Cosplay ( kosupure), short for "costume play",is type of performance art in which participants don costumes and accessories to represent a specific character or idea. Characters are often drawn from popular fiction in Japan. Favorite sources include manga, anime, tokusatsu, comic books, graphic novels, video games, hentai and fantasy movies. Role play includes portrayals of J-pop and J-rock stars, Taiwanese puppet characters, science fiction characters, characters from musical stories, classic novels, and entertainment software. Any entity from the real or virtual world that lends itself to dramatic interpretation may be taken up as a subject. Inanimate objects are given an anthropomorphic forms and it is not unusual to see genders switched, with women playing male roles and vice versa.
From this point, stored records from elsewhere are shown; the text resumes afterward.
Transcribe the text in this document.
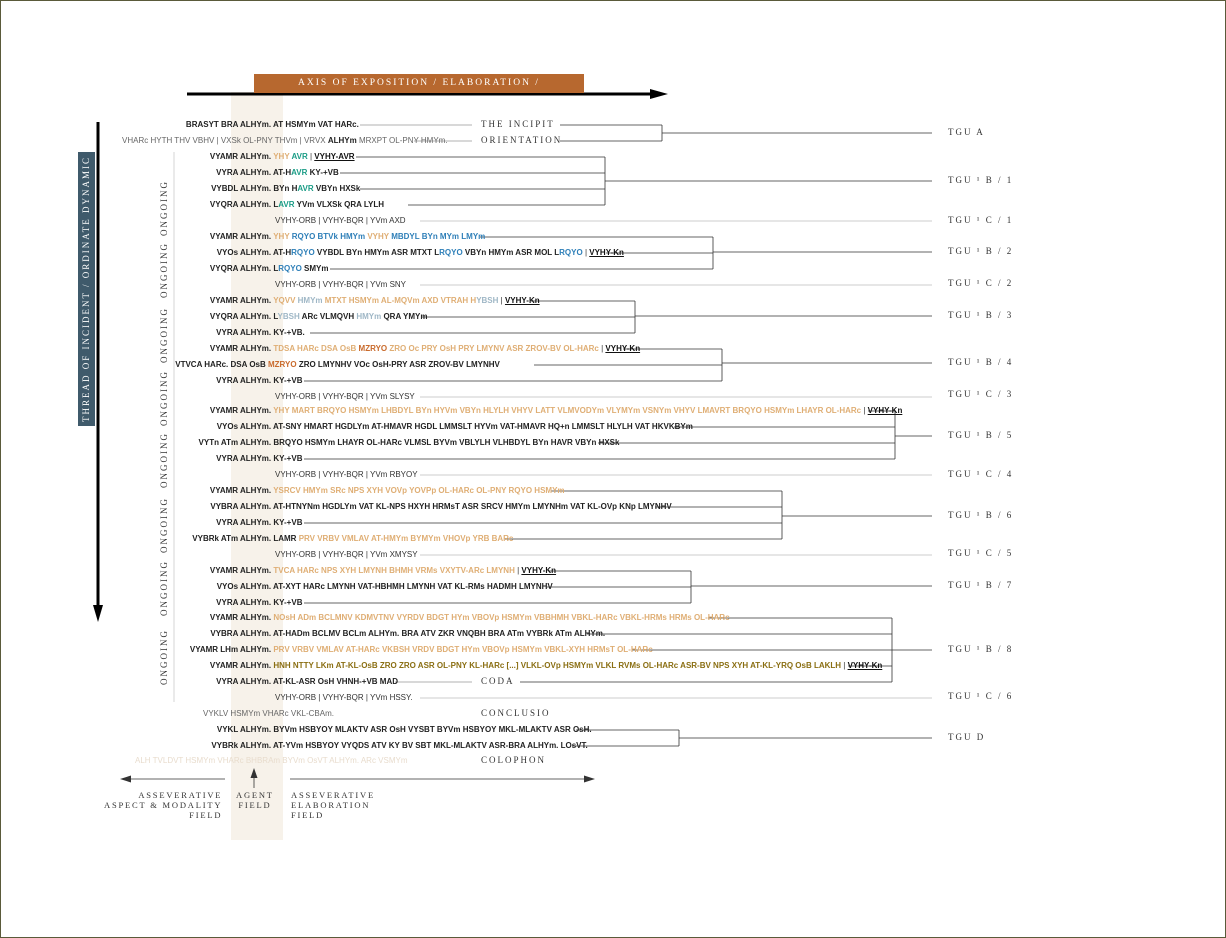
AXIS OF EXPOSITION / ELABORATION / ASSEVERATION
THREAD OF INCIDENT / ORDINATE DYNAMIC	ONGOING
ONGOING
ONGOING
ONGOING
ONGOING
ONGOING
ONGOING
ONGOING
BRASYT BRA ALHYm. AT HSMYm VAT HARc.
VHARc HYTH THV VBHV | VXSk OL-PNY THVm | VRVX ALHYm MRXPT OL-PNY HMYm.
VYAMR ALHYm. YHY AVR | VYHY-AVR
VYRA ALHYm. AT-HAVR KY-+VB
VYBDL ALHYm. BYn HAVR VBYn HXSk
VYQRA ALHYm. LAVR YVm VLXSk QRA LYLH
VYHY-ORB | VYHY-BQR | YVm AXD
VYAMR ALHYm. YHY RQYO BTVk HMYm VYHY MBDYL BYn MYm LMYm
VYOs ALHYm. AT-HRQYO VYBDL BYn HMYm ASR MTXT LRQYO VBYn HMYm ASR MOL LRQYO | VYHY-Kn
VYQRA ALHYm. LRQYO SMYm
VYHY-ORB | VYHY-BQR | YVm SNY
VYAMR ALHYm. YQVV HMYm MTXT HSMYm AL-MQVm AXD VTRAH HYBSH | VYHY-Kn
VYQRA ALHYm. LYBSH ARc VLMQVH HMYm QRA YMYm
VYRA ALHYm. KY-+VB.
VYAMR ALHYm. TDSA HARc DSA OsB MZRYO ZRO Oc PRY OsH PRY LMYNV ASR ZROV-BV OL-HARc | VYHY-Kn
VTVCA HARc. DSA OsB MZRYO ZRO LMYNHV VOc OsH-PRY ASR ZROV-BV LMYNHV
VYRA ALHYm. KY-+VB
VYHY-ORB | VYHY-BQR | YVm SLYSY
VYAMR ALHYm. YHY MART BRQYO HSMYm LHBDYL BYn HYVm VBYn HLYLH VHYV LATT VLMVODYm VLYMYm VSNYm VHYV LMAVRT BRQYO HSMYm LHAYR OL-HARc | VYHY-Kn
VYOs ALHYm. AT-SNY HMART HGDLYm AT-HMAVR HGDL LMMSLT HYVm VAT-HMAVR HQ+n LMMSLT HLYLH VAT HKVKBYm
VYTn ATm ALHYm. BRQYO HSMYm LHAYR OL-HARc VLMSL BYVm VBLYLH VLHBDYL BYn HAVR VBYn HXSk
VYRA ALHYm. KY-+VB
VYHY-ORB | VYHY-BQR | YVm RBYOY
VYAMR ALHYm. YSRCV HMYm SRc NPS XYH VOVp YOVPp OL-HARc OL-PNY RQYO HSMYm
VYBRA ALHYm. AT-HTNYNm HGDLYm VAT KL-NPS HXYH HRMsT ASR SRCV HMYm LMYNHm VAT KL-OVp KNp LMYNHV
VYRA ALHYm. KY-+VB
VYBRk ATm ALHYm. LAMR PRV VRBV VMLAV AT-HMYm BYMYm VHOVp YRB BARc
VYHY-ORB | VYHY-BQR | YVm XMYSY
VYAMR ALHYm. TVCA HARc NPS XYH LMYNH BHMH VRMs VXYTV-ARc LMYNH | VYHY-Kn
VYOs ALHYm. AT-XYT HARc LMYNH VAT-HBHMH LMYNH VAT KL-RMs HADMH LMYNHV
VYRA ALHYm. KY-+VB
VYAMR ALHYm. NOsH ADm BCLMNV KDMVTNV VYRDV BDGT HYm VBOVp HSMYm VBBHMH VBKL-HARc VBKL-HRMs HRMs OL-HARc
VYBRA ALHYm. AT-HADm BCLMV BCLm ALHYm. BRA ATV ZKR VNQBH BRA ATm VYBRk ATm ALHYm.
VYAMR LHm ALHYm. PRV VRBV VMLAV AT-HARc VKBSH VRDV BDGT HYm VBOVp HSMYm VBKL-XYH HRMsT OL-HARc
VYAMR ALHYm. HNH NTTY LKm AT-KL-OsB ZRO ZRO ASR OL-PNY KL-HARc [...] VLKL-OVp HSMYm VLKL RVMs OL-HARc ASR-BV NPS XYH AT-KL-YRQ OsB LAKLH | VYHY-Kn
VYRA ALHYm. AT-KL-ASR OsH VHNH-+VB MAD
VYHY-ORB | VYHY-BQR | YVm HSSY.
VYKLV HSMYm VHARc VKL-CBAm.
VYKL ALHYm. BYVm HSBYOY MLAKTV ASR OsH VYSBT BYVm HSBYOY MKL-MLAKTV ASR OsH.
VYBRk ALHYm. AT-YVm HSBYOY VYQDS ATV KY BV SBT MKL-MLAKTV ASR-BRA ALHYm. LOsVT.
THE INCIPIT
ORIENTATION
CODA
CONCLUSIO
COLOPHON
TGU A
TGU ¹ B / 1
TGU ¹ C / 1
TGU ¹ B / 2
TGU ¹ C / 2
TGU ¹ B / 3
TGU ¹ B / 4
TGU ¹ C / 3
TGU ¹ B / 5
TGU ¹ C / 4
TGU ¹ B / 6
TGU ¹ C / 5
TGU ¹ B / 7
TGU ¹ B / 8
TGU ¹ C / 6
TGU D
ALH TVLDVT HSMYm VHARc BHBRAm BYVm OsVT ALHYm. ARc VSMYm
ASSEVERATIVE
ASPECT & MODALITY
FIELD
AGENT
FIELD
ASSEVERATIVE
ELABORATION
FIELD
Cosplayers often interact to create a subculture centered around role play. A broader use of the term cosplay applies it to any costumed role play in venues apart from the stage, regardless of the cultural context.
Practice of Cosplay
Cosplayers typically come from the ranks of otaku--that is, fans of Japanese comic books, known as manga. They gather at public events such as comic-book and video game trade shows, as well as at dedicated cosplay parties at nightclubs or amusement parks. In Japan teenagers gather with like-minded friends in places like Tokyo's Harajuku district to engage in cosplay. Since 1998 Tokyo's Akihabara district has contained a large number of cosplay cafés, catering to devoted anime and cosplay fans. The waitresses at such cafés dress as game or anime characters; maid costumes are particularly popular. In areas outside of Japan, cosplay is primarily done at manga and anime conventions.
The single largest event featuring cosplay is the semiannual doujinshi market, Comiket. This event, held in Japan during summer and winter, attracts hundreds of thousands of manga fans. Thousands of cosplayers congregate on the roof of the exhibition center, often in unbearably hot or cold conditions. The largest event for cosplayers outside Asia is the annual San Diego Comic-Con held in the California city in the USA.
Cosplayers in Japan refer to themselves as reiyâ ; pronounced "layer". Those who photograph players are called cameko, short for "Camera Kozo" or "Camera Boy". Originally the cameko give prints of their photos to players as gifts. Increased interest in cosplay events both on the part of photographers and cosplayers willing to model for them have led to formalisation of procedures at events such as Comiket. Photography takes place within a designated area removed from the exhibit hall.
Cosplay at fan events likely originated in Japan in 1978.Cosplay nevertheless gets a mixed reception in Japan even today. Events in districts such as Akihabara draw many cosplayers, yet there is no shortage of people in Japan who regard cosplay as a frivolous endeavor.
Cosplay differs from Halloween and Mardi Gras costume wear not only in existing independent of any particular holiday, but in its goal. The object of cosplay is interpretation: one attempts to become one's character much as a stage actor inhabits a role. Costumes are expected to adhere meticulously to the attire known to be worn by the character represented. Even more generic costumes get an elaborately artistic treatment. Cosplayers may purchase or create costumes through fan labor. Cosplayers often educate themselves in crafting specialities such as sculpture, face paint, fiberglasswork, fashion design and the like in the effort to render the look and texture of a costume accurately.
Once in costume, cosplayers adopt the affect, mannerisms and body language of the characters they portray. Cosplayers often gather to view the costumes of others, show off their own creations, take pictures, share tips, and participate in contests. This activity is maintained between major events through participation in online forums.
Cosplay restaurants (Kosupure-kei inshokuten), are theme restaurants and pubs that originated in Akihabara, Tokyo, Japan around the year 1999. They include maid cafés ( Meido kafe) and butler cafés (shitsuji kissa), where the service staff dress as elegant maids, or as butlers. Such restaurants and cafés have quickly become a staple of Japanese otaku culture. Compared with service at normal cafés, the service at cosplay cafés involves the creation of a rather different atmosphere. The staff treat the customers as masters and mistresses in a private home rather than merely as café customers.
The popularity of the Cosplay restaurants and maid cafes has spread to other regions in Japan, such as Osaka's Den Den Town as well as other countries, such as Hong Kong, Taiwan, Singapore, Mexico, and Canada.